Barntown pupils get to grips with fire safety skills in mock evacuation
There was no playing with fire for the Barntown pupils when they took part in a mock fire evacuation as part of Fire Safety Week last Wednesday.
The day commenced with the sound of a piercing fire alarm, which rang out through the school and got all of the pupils standing to attention. Before long, 270 pupils came flooding out of the school in single file, with teachers and principal Louise O'Brien in tow. It all happened in a flash, with everyone safely outside in no more than three minutes.
'We rehearse as many fire evacuations as possible so that we know the children are safe and that they feel comfortable with the procedures,' explained Mrs O' Brien.
Though the church carpark is the usual fire evacuation point, the pupils lined up in front of the school to get a glimpse of the action to come. Before long, their cool and collected expressions morphed into excitement as two fire engines came whizzing up the drive complete with flashing lights and sirens.
As part of the staged evacuation, members of the fire service came to the rescue of third class pupil Ronan Bosworth, who was waiting in the school's refuge area to be brought out from the building. As Ronan is currently on crutches, he would require the assistance of the fire service in the case of a real fire.

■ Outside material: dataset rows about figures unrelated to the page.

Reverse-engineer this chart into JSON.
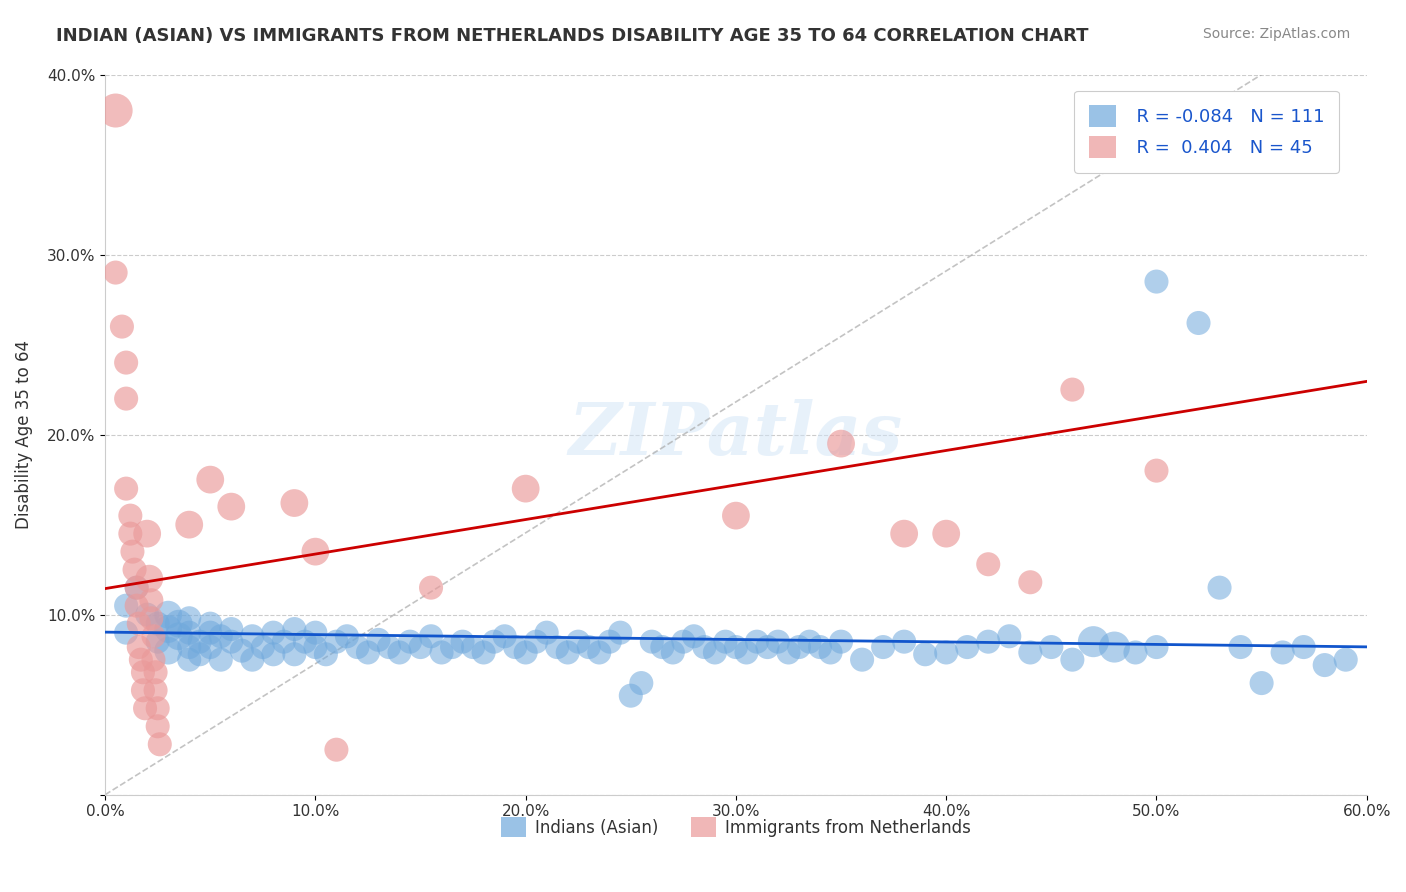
{
  "title": "INDIAN (ASIAN) VS IMMIGRANTS FROM NETHERLANDS DISABILITY AGE 35 TO 64 CORRELATION CHART",
  "source": "Source: ZipAtlas.com",
  "xlabel": "",
  "ylabel": "Disability Age 35 to 64",
  "xlim": [
    0.0,
    0.6
  ],
  "ylim": [
    0.0,
    0.4
  ],
  "xticks": [
    0.0,
    0.1,
    0.2,
    0.3,
    0.4,
    0.5,
    0.6
  ],
  "yticks": [
    0.0,
    0.1,
    0.2,
    0.3,
    0.4
  ],
  "xticklabels": [
    "0.0%",
    "10.0%",
    "20.0%",
    "30.0%",
    "40.0%",
    "50.0%",
    "60.0%"
  ],
  "yticklabels": [
    "",
    "10.0%",
    "20.0%",
    "30.0%",
    "40.0%"
  ],
  "legend_labels": [
    "Indians (Asian)",
    "Immigrants from Netherlands"
  ],
  "r_blue": -0.084,
  "n_blue": 111,
  "r_pink": 0.404,
  "n_pink": 45,
  "blue_color": "#6fa8dc",
  "pink_color": "#ea9999",
  "trend_blue": "#1155cc",
  "trend_pink": "#cc0000",
  "watermark": "ZIPatlas",
  "blue_dots": [
    [
      0.01,
      0.105
    ],
    [
      0.01,
      0.09
    ],
    [
      0.015,
      0.115
    ],
    [
      0.02,
      0.1
    ],
    [
      0.025,
      0.085
    ],
    [
      0.025,
      0.095
    ],
    [
      0.03,
      0.08
    ],
    [
      0.03,
      0.092
    ],
    [
      0.03,
      0.1
    ],
    [
      0.035,
      0.088
    ],
    [
      0.035,
      0.095
    ],
    [
      0.04,
      0.075
    ],
    [
      0.04,
      0.082
    ],
    [
      0.04,
      0.09
    ],
    [
      0.04,
      0.098
    ],
    [
      0.045,
      0.085
    ],
    [
      0.045,
      0.078
    ],
    [
      0.05,
      0.09
    ],
    [
      0.05,
      0.082
    ],
    [
      0.05,
      0.095
    ],
    [
      0.055,
      0.088
    ],
    [
      0.055,
      0.075
    ],
    [
      0.06,
      0.085
    ],
    [
      0.06,
      0.092
    ],
    [
      0.065,
      0.08
    ],
    [
      0.07,
      0.088
    ],
    [
      0.07,
      0.075
    ],
    [
      0.075,
      0.082
    ],
    [
      0.08,
      0.09
    ],
    [
      0.08,
      0.078
    ],
    [
      0.085,
      0.085
    ],
    [
      0.09,
      0.092
    ],
    [
      0.09,
      0.078
    ],
    [
      0.095,
      0.085
    ],
    [
      0.1,
      0.082
    ],
    [
      0.1,
      0.09
    ],
    [
      0.105,
      0.078
    ],
    [
      0.11,
      0.085
    ],
    [
      0.115,
      0.088
    ],
    [
      0.12,
      0.082
    ],
    [
      0.125,
      0.079
    ],
    [
      0.13,
      0.086
    ],
    [
      0.135,
      0.082
    ],
    [
      0.14,
      0.079
    ],
    [
      0.145,
      0.085
    ],
    [
      0.15,
      0.082
    ],
    [
      0.155,
      0.088
    ],
    [
      0.16,
      0.079
    ],
    [
      0.165,
      0.082
    ],
    [
      0.17,
      0.085
    ],
    [
      0.175,
      0.082
    ],
    [
      0.18,
      0.079
    ],
    [
      0.185,
      0.085
    ],
    [
      0.19,
      0.088
    ],
    [
      0.195,
      0.082
    ],
    [
      0.2,
      0.079
    ],
    [
      0.205,
      0.085
    ],
    [
      0.21,
      0.09
    ],
    [
      0.215,
      0.082
    ],
    [
      0.22,
      0.079
    ],
    [
      0.225,
      0.085
    ],
    [
      0.23,
      0.082
    ],
    [
      0.235,
      0.079
    ],
    [
      0.24,
      0.085
    ],
    [
      0.245,
      0.09
    ],
    [
      0.25,
      0.055
    ],
    [
      0.255,
      0.062
    ],
    [
      0.26,
      0.085
    ],
    [
      0.265,
      0.082
    ],
    [
      0.27,
      0.079
    ],
    [
      0.275,
      0.085
    ],
    [
      0.28,
      0.088
    ],
    [
      0.285,
      0.082
    ],
    [
      0.29,
      0.079
    ],
    [
      0.295,
      0.085
    ],
    [
      0.3,
      0.082
    ],
    [
      0.305,
      0.079
    ],
    [
      0.31,
      0.085
    ],
    [
      0.315,
      0.082
    ],
    [
      0.32,
      0.085
    ],
    [
      0.325,
      0.079
    ],
    [
      0.33,
      0.082
    ],
    [
      0.335,
      0.085
    ],
    [
      0.34,
      0.082
    ],
    [
      0.345,
      0.079
    ],
    [
      0.35,
      0.085
    ],
    [
      0.36,
      0.075
    ],
    [
      0.37,
      0.082
    ],
    [
      0.38,
      0.085
    ],
    [
      0.39,
      0.078
    ],
    [
      0.4,
      0.079
    ],
    [
      0.41,
      0.082
    ],
    [
      0.42,
      0.085
    ],
    [
      0.43,
      0.088
    ],
    [
      0.44,
      0.079
    ],
    [
      0.45,
      0.082
    ],
    [
      0.46,
      0.075
    ],
    [
      0.47,
      0.085
    ],
    [
      0.48,
      0.082
    ],
    [
      0.49,
      0.079
    ],
    [
      0.5,
      0.082
    ],
    [
      0.5,
      0.285
    ],
    [
      0.52,
      0.262
    ],
    [
      0.53,
      0.115
    ],
    [
      0.54,
      0.082
    ],
    [
      0.55,
      0.062
    ],
    [
      0.56,
      0.079
    ],
    [
      0.57,
      0.082
    ],
    [
      0.58,
      0.072
    ],
    [
      0.59,
      0.075
    ]
  ],
  "blue_sizes": [
    15,
    15,
    15,
    15,
    15,
    15,
    20,
    20,
    20,
    20,
    20,
    15,
    15,
    15,
    15,
    15,
    15,
    15,
    15,
    15,
    15,
    15,
    15,
    15,
    15,
    15,
    15,
    15,
    15,
    15,
    15,
    15,
    15,
    15,
    15,
    15,
    15,
    15,
    15,
    15,
    15,
    15,
    15,
    15,
    15,
    15,
    15,
    15,
    15,
    15,
    15,
    15,
    15,
    15,
    15,
    15,
    15,
    15,
    15,
    15,
    15,
    15,
    15,
    15,
    15,
    15,
    15,
    15,
    15,
    15,
    15,
    15,
    15,
    15,
    15,
    15,
    15,
    15,
    15,
    15,
    15,
    15,
    15,
    15,
    15,
    15,
    15,
    15,
    15,
    15,
    15,
    15,
    15,
    15,
    15,
    15,
    15,
    25,
    25,
    15,
    15,
    15,
    15,
    15,
    15,
    15,
    15,
    15,
    15,
    15
  ],
  "pink_dots": [
    [
      0.005,
      0.38
    ],
    [
      0.005,
      0.29
    ],
    [
      0.008,
      0.26
    ],
    [
      0.01,
      0.24
    ],
    [
      0.01,
      0.22
    ],
    [
      0.01,
      0.17
    ],
    [
      0.012,
      0.155
    ],
    [
      0.012,
      0.145
    ],
    [
      0.013,
      0.135
    ],
    [
      0.014,
      0.125
    ],
    [
      0.015,
      0.115
    ],
    [
      0.015,
      0.105
    ],
    [
      0.016,
      0.095
    ],
    [
      0.016,
      0.082
    ],
    [
      0.017,
      0.075
    ],
    [
      0.018,
      0.068
    ],
    [
      0.018,
      0.058
    ],
    [
      0.019,
      0.048
    ],
    [
      0.02,
      0.145
    ],
    [
      0.021,
      0.12
    ],
    [
      0.022,
      0.108
    ],
    [
      0.022,
      0.098
    ],
    [
      0.023,
      0.088
    ],
    [
      0.023,
      0.075
    ],
    [
      0.024,
      0.068
    ],
    [
      0.024,
      0.058
    ],
    [
      0.025,
      0.048
    ],
    [
      0.025,
      0.038
    ],
    [
      0.026,
      0.028
    ],
    [
      0.04,
      0.15
    ],
    [
      0.05,
      0.175
    ],
    [
      0.06,
      0.16
    ],
    [
      0.09,
      0.162
    ],
    [
      0.1,
      0.135
    ],
    [
      0.11,
      0.025
    ],
    [
      0.155,
      0.115
    ],
    [
      0.2,
      0.17
    ],
    [
      0.3,
      0.155
    ],
    [
      0.35,
      0.195
    ],
    [
      0.38,
      0.145
    ],
    [
      0.4,
      0.145
    ],
    [
      0.42,
      0.128
    ],
    [
      0.44,
      0.118
    ],
    [
      0.46,
      0.225
    ],
    [
      0.5,
      0.18
    ]
  ],
  "pink_sizes": [
    30,
    15,
    15,
    15,
    15,
    15,
    15,
    15,
    15,
    15,
    15,
    15,
    15,
    15,
    15,
    15,
    15,
    15,
    20,
    20,
    15,
    15,
    15,
    15,
    15,
    15,
    15,
    15,
    15,
    20,
    20,
    20,
    20,
    20,
    15,
    15,
    20,
    20,
    20,
    20,
    20,
    15,
    15,
    15,
    15
  ]
}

'In these cases, the pupil will wait with his teacher in one of the school's two refuge areas and sound an alarm. When we hear the alarm, we will go to rescue them,' explained Assistant Chief Fire Officer Colm McGrath.
The pupils watched on as several fire officers did just that, emerging from the building with a smiling Ronan who returned safely to his classmates.
With all of the pupils safely rounded up, they were sent back to their classrooms to listen to talks on fire safety led by some of the fire officers. Many of the kids managed to get a quick high five with their new heroes before heading back inside!
Mrs O'Brien said that they were delighted to partner with the fire service for the event, saying that fire safety is considered very important in the school.
'We always do our own fire drill in September and then do one every term after that,' she explained. 'Each time we do it, we use alternative routes and make sure students are in different places so that we have to use Plan B. This ensures we are prepared for any scenario.'
Signs throughout the school, regular fire safety talks and the existence of a fire safety rep ensures that the pupils are fully prepared in the event of an emergency. The school is also built to allow for a smooth and safe evacuation, with two concrete fire escapes and two refuge areas on either side of the building.
Last week's mock evacuation was not only an opportunity for the pupils to put their lessons into practice, it also gave the fire officers the chance to familiarise themselves with the new school building and its layout according to Colm.